The Quartet's touring schedules took them back to Romania, where the genesis for their next LP took shape in Balanescu's mind. 'Luminitza', meaning 'little light' in Romanian would become partially an expression of feelings for his old country and more significantly, "a little bit of hope in the darkness that, even after the downfall of Ceaucescu's totalitarian regime in 1989, still shrouds Romania," he would explain. "It started from a strong but vague desire to express something about what is happening in Eastern Europe. The older I get, the more I realise how much I owe, musically, to that part of the world. When we went to Romania to play, it was clear that daily life is very, very difficult, perhaps more difficult than before the so-called revolution. There are tremendous shortages; food, electricity, sometimes water. Inflation is incredible. Romania's case is further complicated because Ceaucescu was shot. Because he was not put on trial, people still don't know what really happened. In Romania there has been no cleansing process, no catharsis."

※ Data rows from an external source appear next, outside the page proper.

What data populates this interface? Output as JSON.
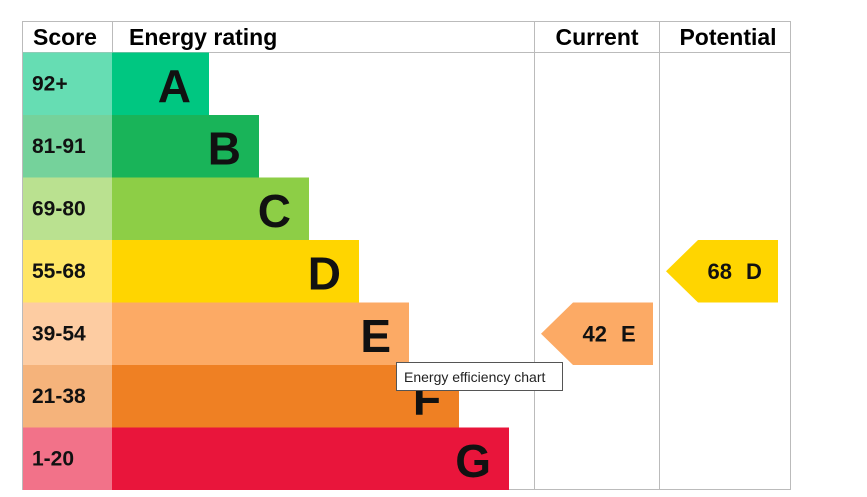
{
  "chart_data": {
    "type": "epc",
    "headers": [
      "Score",
      "Energy rating",
      "Current",
      "Potential"
    ],
    "bands": [
      {
        "score": "92+",
        "letter": "A",
        "color": "#00c781"
      },
      {
        "score": "81-91",
        "letter": "B",
        "color": "#19b459"
      },
      {
        "score": "69-80",
        "letter": "C",
        "color": "#8dce46"
      },
      {
        "score": "55-68",
        "letter": "D",
        "color": "#ffd500"
      },
      {
        "score": "39-54",
        "letter": "E",
        "color": "#fcaa65"
      },
      {
        "score": "21-38",
        "letter": "F",
        "color": "#ef8023"
      },
      {
        "score": "1-20",
        "letter": "G",
        "color": "#e9153b"
      }
    ],
    "current": {
      "value": 42,
      "letter": "E"
    },
    "potential": {
      "value": 68,
      "letter": "D"
    },
    "tooltip": "Energy efficiency chart"
  }
}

'Luminitza', released in January 1994, was entirely self-penned, and combined the powerful emotional charge of traditional Romanian music with the advanced playing techniques the Quartet developed for their Kraftwerk pieces. It also contained hints of a history of oppression that still colours Romanian art. "There is a folk poem which makes an analogy between death and liberation," Balanescu elucidated. "The philosophy is: be like a willow. When the wind blows, bend with the wind. It's a fatalistic philosophy. In Romania, everyone dresses in black when there's a birth and in white when in mourning. Life is suffering and death is liberation from suffering. Oppression is the grain of daily life. It is very deeply ingrained." The results, once more, struck a deep chord with the Quartet's listeners. "The second Balanescu Quartet album is a minor masterpiece," stated the NME. "'Luminitza' is like learning a rich new musical language." "A piece of overwhelming emotional power, subtly and beautifully constructed," added The Wire.
The Balanescu Quartet appeared on two contrasting albums in 1995; 'Bryars: The Last Days: String Quartets Nos. 1&2' was their rendering of Gavin Bryars' compositions, while 'Spread Your Wings' saw them teaming up with contemporary psychedelic space rockers Spiritualized Electric Mainline. Jason Pierce, SEM's mainman, had heard the Quartet on 'Possessed', and asked them to contribute to his album. "It was very much common ground," Pierce said at the time. "Kraftwerk were never cold, it's soul music but constructed with machines." The Quartet also performed in a televised Channel 4 contemporary opera 'Camera' and accompanied Campagnie Philip Saire at the UK premiere of 'La Nebuleuse de Crabe', then consolidated their versatile appeal by backing ABC singer Martin Fry at the 1995 Dream Ball at London's Le Palais.
Alexander Balanescu had also been working on the score for Philip Haas' film Angels And Insects, based on the AS Byatt novella of the same name. Upgrading to a 15 piece orchestra and produced by Claire Connors he composed and performed the entire soundtrack. The Quartet also appeared in two scenes of the film, dressed in full Victorian costume. "Balanescu shows himself a composer who manipulates his cues so deftly that the joins become imperceptible," wrote Ikon, "while the Quartet's music is lyrical, fluid and subtle." The album 'Angels And Insects' was released in February 1996. For the present, Balanescu's aim is to be equally at home in the conservatory, at a pop concert or on MTV.